Cmentarz na Biedroniówce. Cmentarz na Biedroniówce.

    W tym roku dopisała piękna, ciepła, słoneczna pogoda. Ludzie przebywali więc na cmentarzach dłużej niż zwykle, uczestnicząc w odprawianych tam nabożeństwach i modląc się samotnie lub z członkami rodzin w skupieniu. Niektórzy przyjechali z bardzo odległych stron.

   Na obecnym cmentarzu parafialnym w Żegocinie właściwie nie można było spotkać zapomnianych grobów. Kwiaty i znicze znalazły się nawet na grobach osób, które nie mają już na tym świecie nikogo z najbliższych. Najwięcej ich było oczywiście na grobach osób, które zmarły niedawno.

Płyta nagrobna Józefa Niwickiego - dziedzica z Kierlikówki. Nad grobem ks. Feliksa Górki modlili się mieszkańcy z jego ostatniej parafii - Biesiadek.
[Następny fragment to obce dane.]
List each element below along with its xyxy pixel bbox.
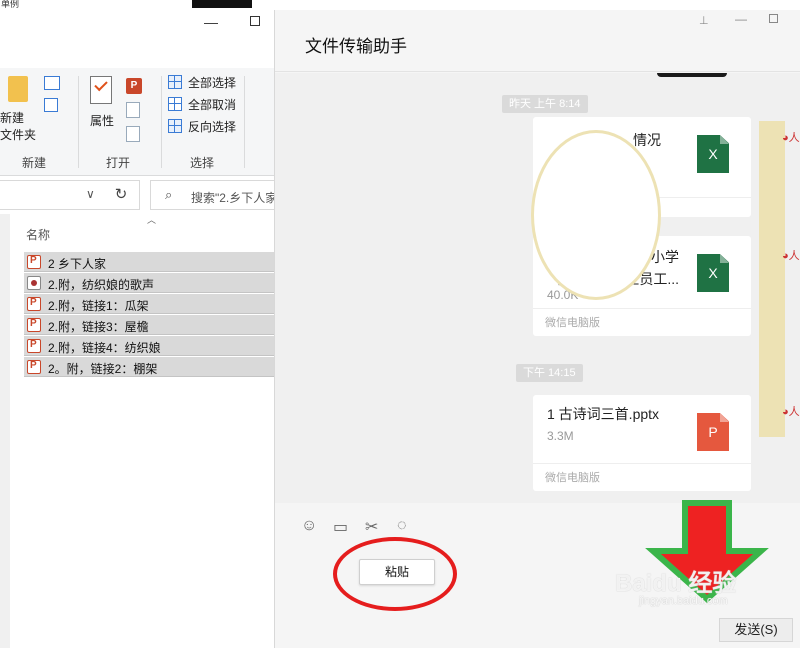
file-message[interactable]: 1 古诗词三首.pptx 3.3M P 微信电脑版 [533, 395, 751, 491]
screenshot-scissors-icon[interactable]: ✂ [365, 517, 378, 537]
powerpoint-file-icon [27, 297, 41, 311]
search-input[interactable]: ⌕ 搜索"2.乡下人家 [150, 180, 274, 210]
powerpoint-file-icon [27, 339, 41, 353]
watermark-url: jingyan.baidu.com [639, 595, 728, 607]
navigation-pane-edge [0, 214, 10, 648]
paste-menu-item[interactable]: 粘贴 [359, 559, 435, 585]
ribbon-separator [78, 76, 79, 168]
select-none-icon [168, 97, 182, 111]
file-size: 3.3M [547, 429, 574, 443]
excel-file-icon: X [697, 135, 729, 173]
dark-tab [192, 0, 252, 8]
wechat-chat-window: 文件传输助手 ⊥ — 昨天 上午 8:14 情况 X 小学 省外 圣员工... … [274, 10, 800, 648]
file-name: 2 乡下人家 [48, 257, 107, 271]
file-name: 2.附，链接3：屋檐 [48, 320, 149, 334]
powerpoint-open-icon[interactable]: P [126, 78, 142, 94]
ribbon-group-open: 打开 [106, 156, 131, 170]
file-name: 2.附，链接4：纺织娘 [48, 341, 161, 355]
new-folder-button[interactable]: 新建 文件夹 [0, 110, 36, 144]
file-row[interactable]: 2.附，纺织娘的歌声 [24, 273, 274, 293]
avatar[interactable]: ◕人 [782, 129, 800, 145]
file-explorer-window: 单例 — 新建 文件夹 新建 属性 P 打开 全部选择 全部取消 反向选择 选择… [0, 0, 274, 648]
select-all-icon [168, 75, 182, 89]
powerpoint-file-icon [27, 318, 41, 332]
file-row[interactable]: 2。附，链接2：棚架 [24, 357, 274, 377]
powerpoint-file-icon [27, 360, 41, 374]
properties-button[interactable]: 属性 [90, 112, 114, 129]
chevron-down-icon[interactable]: ∨ [86, 187, 95, 201]
timestamp: 下午 14:15 [516, 364, 583, 382]
easy-access-icon[interactable] [44, 98, 58, 112]
excel-file-icon: X [697, 254, 729, 292]
send-button[interactable]: 发送(S) [719, 618, 793, 642]
message-source: 微信电脑版 [533, 463, 751, 491]
history-icon[interactable] [126, 126, 140, 142]
maximize-icon[interactable] [769, 14, 778, 23]
message-source: 微信电脑版 [533, 308, 751, 336]
column-header-name[interactable]: 名称 [26, 226, 50, 243]
redaction-bar [759, 121, 785, 437]
sort-ascending-icon: ︿ [147, 215, 157, 225]
ribbon-separator [244, 76, 245, 168]
new-item-icon[interactable] [44, 76, 60, 90]
refresh-icon[interactable]: ↻ [108, 182, 134, 208]
file-row[interactable]: 2.附，链接3：屋檐 [24, 315, 274, 335]
timestamp: 昨天 上午 8:14 [502, 95, 588, 113]
edit-icon[interactable] [126, 102, 140, 118]
minimize-icon[interactable]: — [204, 14, 218, 30]
invert-selection-icon [168, 119, 182, 133]
taskbar-strip: 单例 [0, 0, 274, 9]
chat-history-icon[interactable]: ◌ [397, 517, 407, 535]
new-folder-icon[interactable] [8, 76, 28, 102]
avatar[interactable]: ◕人 [782, 403, 800, 419]
ribbon-group-select: 选择 [190, 156, 215, 170]
folder-icon[interactable]: ▭ [333, 517, 348, 537]
previous-message-bubble [657, 73, 727, 77]
file-name: 2。附，链接2：棚架 [48, 362, 158, 376]
ribbon-separator [161, 76, 162, 168]
message-list[interactable]: 昨天 上午 8:14 情况 X 小学 省外 圣员工... 40.0K X 微信电… [275, 73, 800, 503]
explorer-window-controls: — [200, 14, 274, 36]
minimize-icon[interactable]: — [735, 12, 747, 26]
watermark: Baidu 经验 [615, 570, 737, 597]
powerpoint-file-icon: P [697, 413, 729, 451]
message-composer[interactable]: ☺ ▭ ✂ ◌ 粘贴 Baidu 经验 jingyan.baidu.com 发送… [275, 500, 800, 648]
window-tab-label[interactable]: 单例 [0, 0, 19, 9]
file-name: 1 古诗词三首.pptx [547, 406, 660, 422]
properties-icon[interactable] [90, 76, 112, 104]
emoji-icon[interactable]: ☺ [301, 517, 317, 535]
file-name: 2.附，链接1：瓜架 [48, 299, 149, 313]
file-row[interactable]: 2.附，链接1：瓜架 [24, 294, 274, 314]
chat-header: 文件传输助手 ⊥ — [275, 10, 800, 72]
ribbon: 新建 文件夹 新建 属性 P 打开 全部选择 全部取消 反向选择 选择 [0, 68, 274, 176]
audio-file-icon [27, 276, 41, 290]
search-icon: ⌕ [165, 187, 173, 202]
maximize-icon[interactable] [250, 16, 260, 26]
pin-icon[interactable]: ⊥ [699, 14, 709, 27]
avatar[interactable]: ◕人 [782, 247, 800, 263]
file-row[interactable]: 2 乡下人家 [24, 252, 274, 272]
file-row[interactable]: 2.附，链接4：纺织娘 [24, 336, 274, 356]
search-placeholder: 搜索"2.乡下人家 [191, 191, 274, 205]
ribbon-group-new: 新建 [22, 156, 47, 170]
file-name: 2.附，纺织娘的歌声 [48, 278, 155, 292]
chat-title: 文件传输助手 [305, 37, 407, 56]
redaction-oval [531, 130, 661, 300]
powerpoint-file-icon [27, 255, 41, 269]
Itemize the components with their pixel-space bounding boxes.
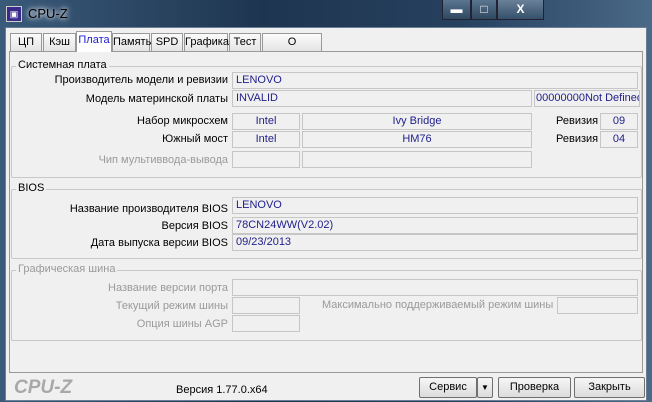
- close-button[interactable]: Закрыть: [574, 377, 645, 398]
- graphic-version-field: [232, 279, 638, 296]
- link-width-field: [232, 297, 300, 314]
- chipset-name-field: Ivy Bridge: [302, 113, 532, 130]
- sideband-label: Опция шины AGP: [136, 318, 228, 330]
- tab-memory[interactable]: Память: [112, 33, 151, 52]
- southbridge-name-field: HM76: [302, 131, 532, 148]
- bios-brand-field: LENOVO: [232, 197, 638, 214]
- graphic-group-title: Графическая шина: [16, 263, 118, 275]
- tools-dropdown-button[interactable]: ▼: [477, 377, 493, 398]
- chevron-down-icon: ▼: [481, 383, 489, 392]
- model-label: Модель материнской платы: [85, 93, 228, 105]
- minimize-button[interactable]: ▬: [442, 0, 471, 20]
- southbridge-label: Южный мост: [162, 133, 228, 145]
- max-supported-label: Максимально поддерживаемый режим шины: [322, 299, 554, 311]
- bios-version-field: 78CN24WW(V2.02): [232, 217, 638, 234]
- sideband-field: [232, 315, 300, 332]
- app-icon: ▣: [6, 6, 22, 22]
- bios-brand-label: Название производителя BIOS: [69, 203, 228, 215]
- chipset-label: Набор микросхем: [137, 115, 228, 127]
- model-field: INVALID: [232, 90, 532, 107]
- manufacturer-label: Производитель модели и ревизии: [54, 74, 228, 86]
- lpcio-name-field: [302, 151, 532, 168]
- tab-spd[interactable]: SPD: [151, 33, 183, 52]
- tab-cache[interactable]: Кэш: [43, 33, 76, 52]
- window-title: CPU-Z: [28, 6, 68, 21]
- tools-button[interactable]: Сервис: [419, 377, 477, 398]
- tab-cpu[interactable]: ЦП: [10, 33, 42, 52]
- link-width-label: Текущий режим шины: [115, 300, 228, 312]
- chipset-vendor-field: Intel: [232, 113, 300, 130]
- version-text: Версия 1.77.0.x64: [176, 384, 268, 396]
- lpcio-vendor-field: [232, 151, 300, 168]
- bios-group-title: BIOS: [16, 182, 47, 194]
- bios-date-field: 09/23/2013: [232, 234, 638, 251]
- manufacturer-field: LENOVO: [232, 72, 638, 89]
- southbridge-vendor-field: Intel: [232, 131, 300, 148]
- tab-mainboard[interactable]: Плата: [76, 31, 112, 52]
- tab-graphics[interactable]: Графика: [184, 33, 229, 52]
- max-supported-field: [557, 297, 638, 314]
- lpcio-label: Чип мультиввода-вывода: [98, 154, 228, 166]
- southbridge-revision-field: 04: [600, 131, 638, 148]
- model-extra-field: 00000000Not Defined: [534, 90, 640, 107]
- chipset-revision-label: Ревизия: [556, 115, 599, 127]
- validate-button[interactable]: Проверка: [498, 377, 571, 398]
- close-window-button[interactable]: X: [497, 0, 544, 20]
- graphic-version-label: Название версии порта: [108, 282, 228, 294]
- maximize-button[interactable]: □: [471, 0, 497, 20]
- southbridge-revision-label: Ревизия: [556, 133, 599, 145]
- bios-version-label: Версия BIOS: [161, 220, 228, 232]
- tab-about[interactable]: О программе: [262, 33, 322, 65]
- motherboard-group-title: Системная плата: [16, 59, 109, 71]
- cpuz-logo: CPU-Z: [14, 377, 73, 398]
- bios-date-label: Дата выпуска версии BIOS: [90, 237, 228, 249]
- tab-bench[interactable]: Тест: [229, 33, 261, 52]
- chipset-revision-field: 09: [600, 113, 638, 130]
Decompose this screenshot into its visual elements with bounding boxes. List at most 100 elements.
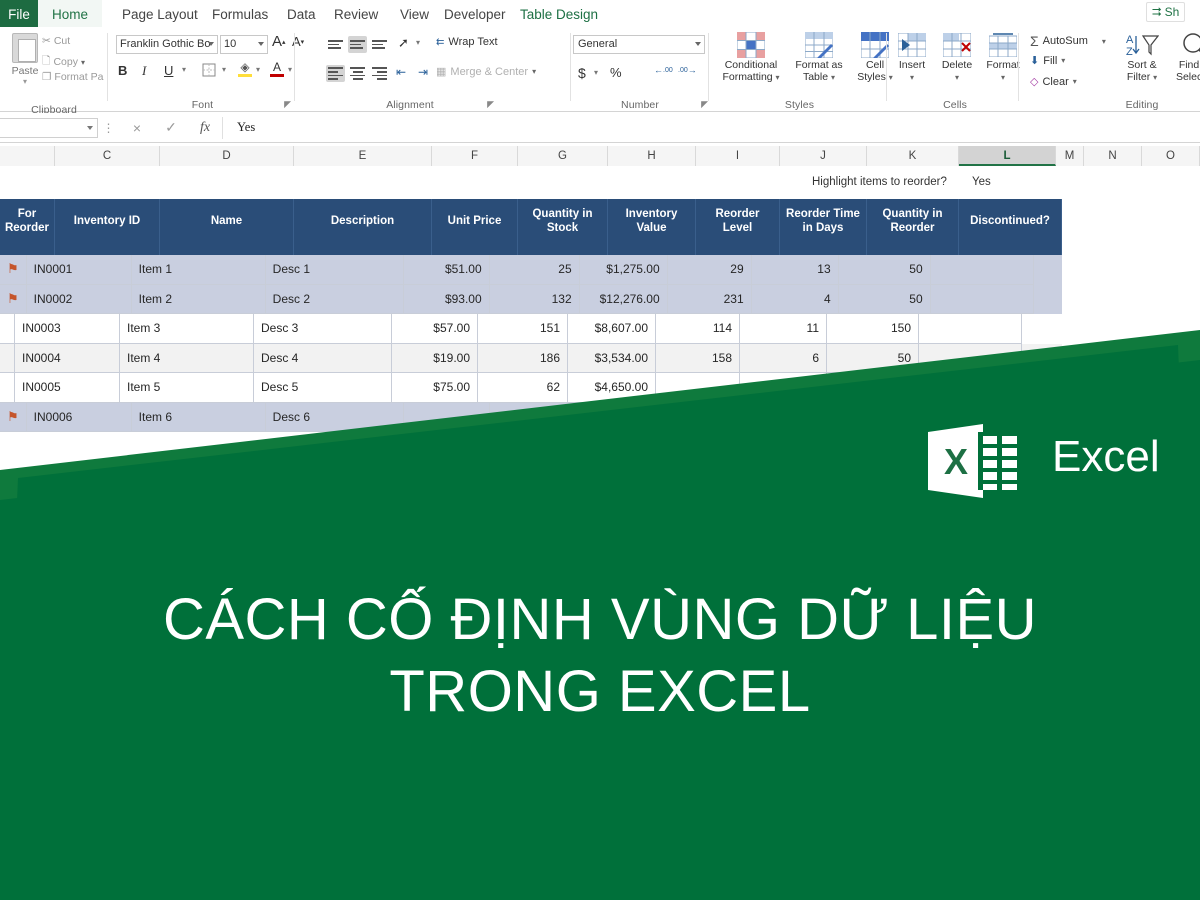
- align-top-button[interactable]: [326, 36, 345, 53]
- column-header-a[interactable]: [0, 146, 55, 166]
- column-header-m[interactable]: M: [1056, 146, 1084, 166]
- chevron-down-icon[interactable]: ▾: [532, 67, 536, 76]
- chevron-down-icon[interactable]: ▾: [256, 65, 260, 74]
- borders-button[interactable]: [202, 63, 216, 77]
- cancel-entry-button[interactable]: ×: [120, 120, 154, 136]
- find-select-button[interactable]: Find & Select ▾: [1166, 30, 1200, 83]
- conditional-formatting-button[interactable]: Conditional Formatting ▾: [716, 30, 786, 83]
- chevron-down-icon[interactable]: ▾: [288, 65, 292, 74]
- confirm-entry-button[interactable]: ✓: [154, 119, 188, 136]
- accounting-format-button[interactable]: $: [578, 65, 586, 81]
- alignment-dialog-launcher[interactable]: ◤: [487, 99, 494, 110]
- orientation-button[interactable]: ➚: [398, 35, 409, 51]
- align-left-button[interactable]: [326, 65, 345, 82]
- chevron-down-icon[interactable]: ▾: [23, 77, 27, 86]
- column-header-e[interactable]: E: [294, 146, 432, 166]
- table-row[interactable]: ⚑ IN0001 Item 1 Desc 1 $51.00 25 $1,275.…: [0, 255, 1062, 285]
- highlight-items-value[interactable]: Yes: [972, 176, 991, 188]
- increase-indent-button[interactable]: ⇥: [418, 65, 428, 79]
- format-painter-button[interactable]: ❐ Format Pa: [42, 71, 103, 83]
- table-row[interactable]: ⚑ IN0002 Item 2 Desc 2 $93.00 132 $12,27…: [0, 284, 1062, 314]
- column-header-d[interactable]: D: [160, 146, 294, 166]
- delete-cells-button[interactable]: Delete ▾: [934, 30, 980, 83]
- formula-bar-handle[interactable]: ⋮: [98, 121, 120, 135]
- font-color-button[interactable]: A: [270, 60, 284, 77]
- column-header-g[interactable]: G: [518, 146, 608, 166]
- paste-button[interactable]: Paste ▾: [6, 31, 44, 89]
- tab-file[interactable]: File: [0, 0, 38, 27]
- comma-format-button[interactable]: : [632, 65, 640, 82]
- name-box[interactable]: [0, 117, 98, 138]
- column-header-c[interactable]: C: [55, 146, 160, 166]
- share-button[interactable]: ⮆ Sh: [1146, 2, 1186, 22]
- chevron-down-icon[interactable]: ▾: [222, 65, 226, 74]
- chevron-down-icon[interactable]: ▾: [831, 73, 835, 82]
- chevron-down-icon[interactable]: ▾: [1061, 56, 1065, 65]
- table-row[interactable]: IN0003 Item 3 Desc 3 $57.00 151 $8,607.0…: [0, 314, 1062, 344]
- wrap-text-button[interactable]: ⇇ Wrap Text: [436, 36, 498, 48]
- format-as-table-button[interactable]: Format as Table ▾: [788, 30, 850, 83]
- column-header-n[interactable]: N: [1084, 146, 1142, 166]
- cell-inventory-id: IN0004: [15, 343, 120, 373]
- align-bottom-button[interactable]: [370, 36, 389, 53]
- column-header-j[interactable]: J: [780, 146, 867, 166]
- chevron-down-icon[interactable]: ▾: [776, 73, 780, 82]
- format-cells-button[interactable]: Format ▾: [980, 30, 1026, 83]
- chevron-down-icon[interactable]: ▾: [980, 72, 1026, 84]
- chevron-down-icon[interactable]: ▾: [1153, 73, 1157, 82]
- font-dialog-launcher[interactable]: ◤: [284, 99, 291, 110]
- clear-button[interactable]: ◇ Clear ▾: [1030, 75, 1077, 89]
- tab-developer[interactable]: Developer: [432, 0, 518, 27]
- align-center-button[interactable]: [348, 65, 367, 82]
- tab-data[interactable]: Data: [275, 0, 328, 27]
- chevron-down-icon[interactable]: ▾: [934, 72, 980, 84]
- number-format-select[interactable]: General: [573, 35, 705, 54]
- chevron-down-icon[interactable]: [695, 42, 701, 46]
- chevron-down-icon[interactable]: ▾: [1073, 77, 1077, 86]
- column-header-l[interactable]: L: [959, 146, 1056, 166]
- chevron-down-icon[interactable]: ▾: [182, 65, 186, 74]
- increase-font-size-button[interactable]: A ▴: [272, 33, 286, 50]
- chevron-down-icon[interactable]: ▾: [890, 72, 934, 84]
- tab-home[interactable]: Home: [38, 0, 102, 27]
- font-size-input[interactable]: 10: [220, 35, 268, 54]
- chevron-down-icon[interactable]: ▾: [594, 68, 598, 77]
- column-header-k[interactable]: K: [867, 146, 959, 166]
- copy-button[interactable]: 🗋 Copy ▾: [42, 53, 85, 71]
- align-right-button[interactable]: [370, 65, 389, 82]
- column-header-o[interactable]: O: [1142, 146, 1200, 166]
- tab-page-layout[interactable]: Page Layout: [110, 0, 210, 27]
- chevron-down-icon[interactable]: [208, 42, 214, 46]
- number-dialog-launcher[interactable]: ◤: [701, 99, 708, 110]
- column-header-f[interactable]: F: [432, 146, 518, 166]
- align-middle-button[interactable]: [348, 36, 367, 53]
- column-header-h[interactable]: H: [608, 146, 696, 166]
- autosum-button[interactable]: Σ AutoSum ▾: [1030, 33, 1106, 49]
- tab-table-design[interactable]: Table Design: [508, 0, 610, 27]
- chevron-down-icon[interactable]: [87, 125, 93, 130]
- chevron-down-icon[interactable]: ▾: [81, 58, 85, 67]
- chevron-down-icon[interactable]: ▾: [1102, 37, 1106, 46]
- tab-formulas[interactable]: Formulas: [200, 0, 280, 27]
- cell-name: Item 4: [120, 343, 254, 373]
- sort-filter-button[interactable]: A Z Sort & Filter ▾: [1116, 30, 1168, 83]
- merge-center-button[interactable]: ▦ Merge & Center ▾: [436, 65, 536, 79]
- font-name-input[interactable]: Franklin Gothic Bo: [116, 35, 218, 54]
- chevron-down-icon[interactable]: ▾: [416, 38, 420, 47]
- fill-color-button[interactable]: ◈: [238, 60, 252, 77]
- fill-button[interactable]: ⬇ Fill ▾: [1030, 54, 1065, 68]
- insert-function-button[interactable]: fx: [188, 120, 222, 136]
- italic-button[interactable]: I: [142, 63, 146, 79]
- cut-button[interactable]: ✂ Cut: [42, 35, 70, 47]
- underline-button[interactable]: U: [164, 63, 173, 78]
- percent-format-button[interactable]: %: [610, 65, 622, 80]
- increase-decimal-button[interactable]: ← .00: [654, 65, 673, 75]
- insert-cells-button[interactable]: Insert ▾: [890, 30, 934, 83]
- chevron-down-icon[interactable]: [258, 42, 264, 46]
- decrease-decimal-button[interactable]: .00 →: [678, 65, 697, 75]
- tab-review[interactable]: Review: [322, 0, 390, 27]
- column-header-i[interactable]: I: [696, 146, 780, 166]
- bold-button[interactable]: B: [118, 63, 127, 78]
- decrease-indent-button[interactable]: ⇤: [396, 65, 406, 79]
- formula-input[interactable]: Yes: [222, 116, 1200, 139]
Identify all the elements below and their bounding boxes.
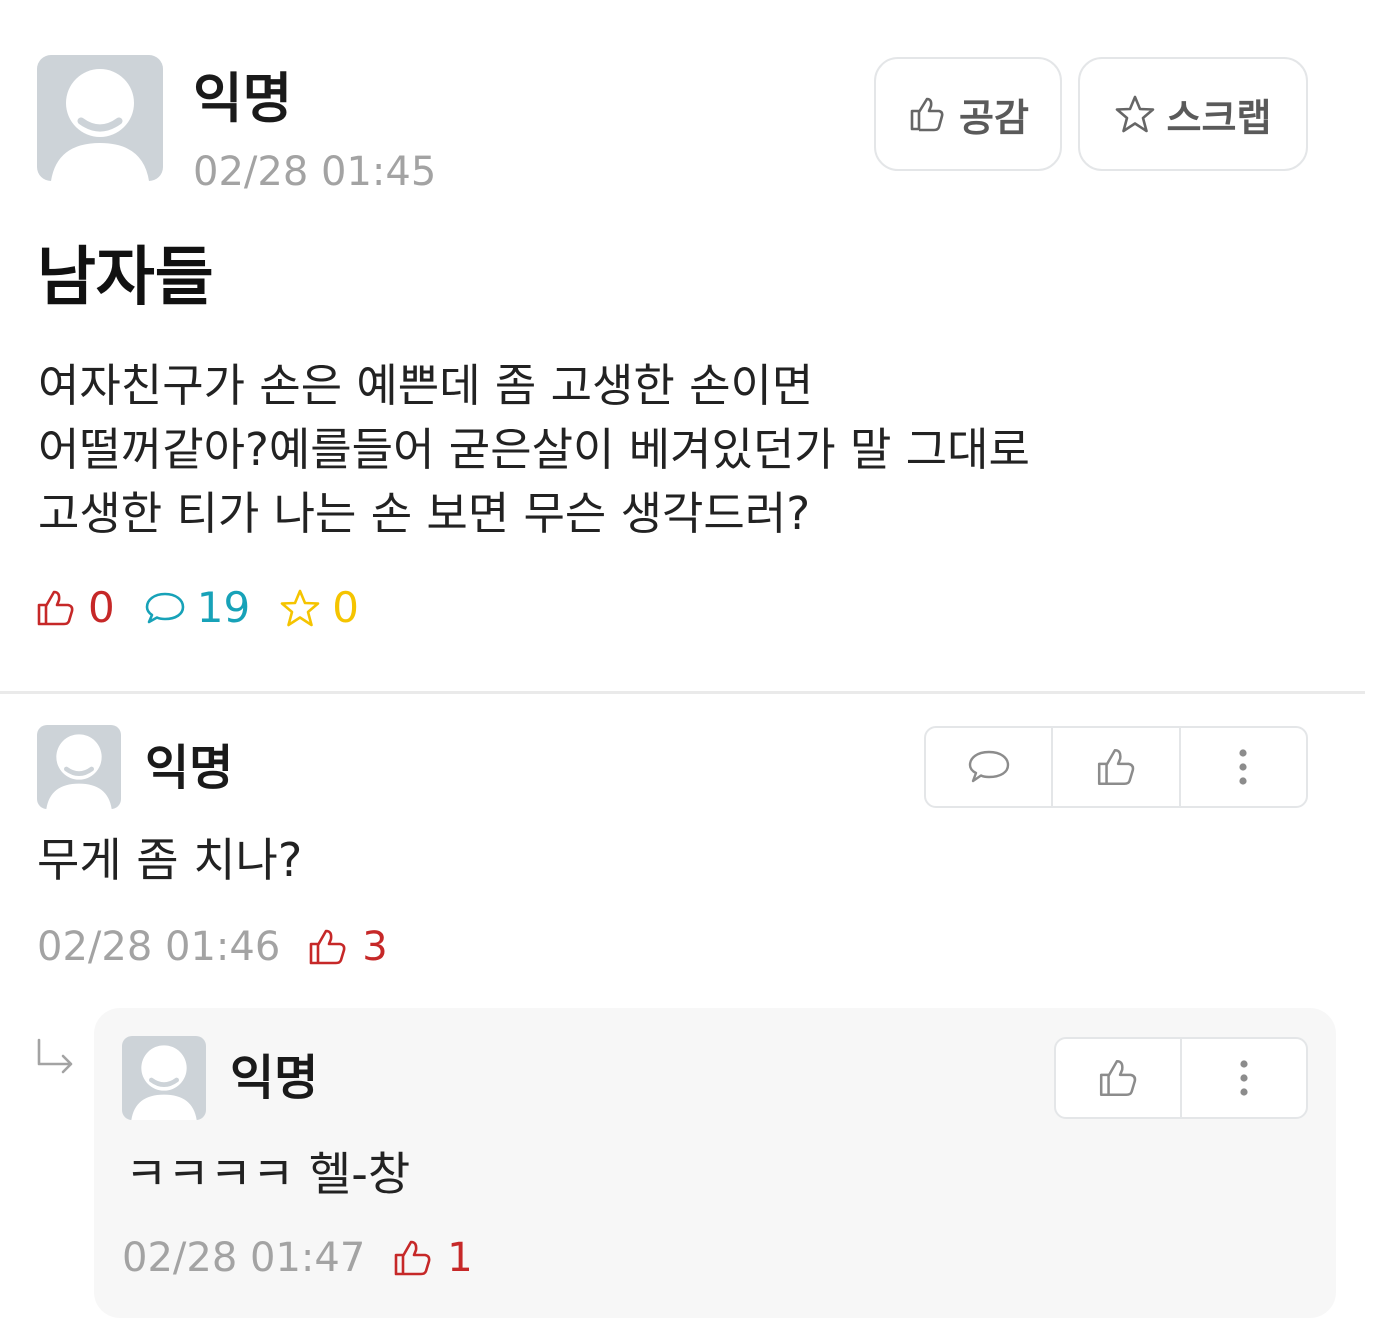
comment-actions (924, 726, 1308, 808)
comment-icon (145, 592, 185, 624)
post-body: 여자친구가 손은 예쁜데 좀 고생한 손이면 어떨꺼같아?예를들어 굳은살이 베… (38, 354, 1030, 546)
post-stats: 0 19 0 (36, 582, 359, 634)
reply-author-avatar (122, 1036, 206, 1120)
like-button[interactable]: 공감 (874, 57, 1062, 171)
thumbs-up-icon (37, 590, 74, 626)
thumbs-up-icon (910, 97, 944, 132)
comment-timestamp: 02/28 01:46 (37, 924, 281, 970)
post-body-line: 어떨꺼같아?예를들어 굳은살이 베겨있던가 말 그대로 (38, 423, 1030, 476)
scrap-button[interactable]: 스크랩 (1078, 57, 1308, 171)
anonymous-avatar-icon (46, 734, 112, 809)
anonymous-avatar-icon (51, 69, 149, 181)
reply-container: 익명 ㅋㅋㅋㅋ 헬-창 02/28 01:47 1 (94, 1008, 1336, 1318)
thumbs-up-icon (309, 929, 346, 965)
post-author-avatar (37, 55, 163, 181)
post-author-name: 익명 (193, 67, 293, 130)
reply-text: ㅋㅋㅋㅋ 헬-창 (125, 1147, 411, 1201)
comment-more-button[interactable] (1181, 728, 1306, 806)
comment-author-avatar (37, 725, 121, 809)
post-timestamp: 02/28 01:45 (193, 149, 437, 195)
star-icon (1115, 95, 1154, 133)
reply-arrow-icon (37, 1038, 73, 1074)
more-vertical-icon (1239, 749, 1247, 785)
reply-button[interactable] (926, 728, 1054, 806)
like-count: 0 (88, 583, 115, 632)
comment-like-count: 3 (362, 924, 388, 970)
star-icon (280, 589, 320, 627)
scrap-count: 0 (332, 583, 359, 632)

   Największą wartością tych dni nie jest wcale ilość zniczy i kwiatów złożonych na grobach, lecz modlitewna pamięć o osobach w czyśćcu oczekujących na spotkanie z Bogiem.  O ile w Dniu Wszystkich Świętych czci się wszystkich tych, którzy po śmierci dostąpili zbawienia, o tyle obchodzony 2 listopada Dzień Zaduszny poświęcony jest modlitwom za osoby zmarłe, oczekujące na ostateczne pojednanie się z Bogiem. Tradycja obchodów tego święta sięga czasów biblijnych. Już w Piśmie Świętym Starego Testamentu są pierwsze wzmianki o zapisywaniu w specjalnych księgach imion osób zmarłych. Tradycja ta przetrwała do czasów apostolskich. Wielkim orędownikiem i kontynuatorem tej tradycji był benedyktyński opat z Cluny (Francja) Odilon, który w 998 roku polecił, by we wszystkich klasztorach o regule benedyktyńskiej Dniem Zadusznym był 1 listopada. Z czasem władze kościelne przeniosły je na 2 listopada. W dawnych czasach poprzez modlitwy i jałmużny dla ubogich wierni starali się nieść pomoc duszom cierpiącym w czyśćcu. Tradycje te przetrwały - w formie rozdawnictwa chleba ubogim przed kościołami i cmentarzami w Dzień Zaduszny - aż do XX wieku. Do dzisiaj przetrwał jedynie zwyczaj nawiedzania w tym dniu grobów (ale w mniejszym stopniu, niż 1 listopada), zapalania lampek i świec. Zachował się też zwyczaj składania ofiar pieniężnych w parafiach za dusze najbliższych zmarłych, na tzw. wypominki, tj. kartek, na których są wymienione imiona i nazwiska zmarłych.

Cmentarz parafialny w Żegocinie w Dniu Zadusznym. Aleja główna cmentarza parafialnego w Żegocinie.

   Dwa dni listopadowych świąt już za nami. Upłynęły w niezwykłej ciszy i powadze. Ma to także związek z faktem, że to pierwszy rok bez Papieża Jana Pawła II, Polaka, który pokazał światu, jak można godnie żyć i umierać. Dla mieszkańców Gminy Żegocina także pierwsze dni i miesiące bez wielu zacnych i szanowanych osób: Ks. Feliksa Górki z Rozdziela, Jana Bobowskiego z Rozdziela, Józefa Wróbla z Rozdziela, Krystyny Holota z Łąkty Górnej, Józefa Rogali z Żegociny i wielu innych. Zapadający z wolna jesienny zmrok rozświetlany blaskiem palących się zniczy zatarł granice między światem tych co odeszli i tych, którzy ciągle o nich pamiętają.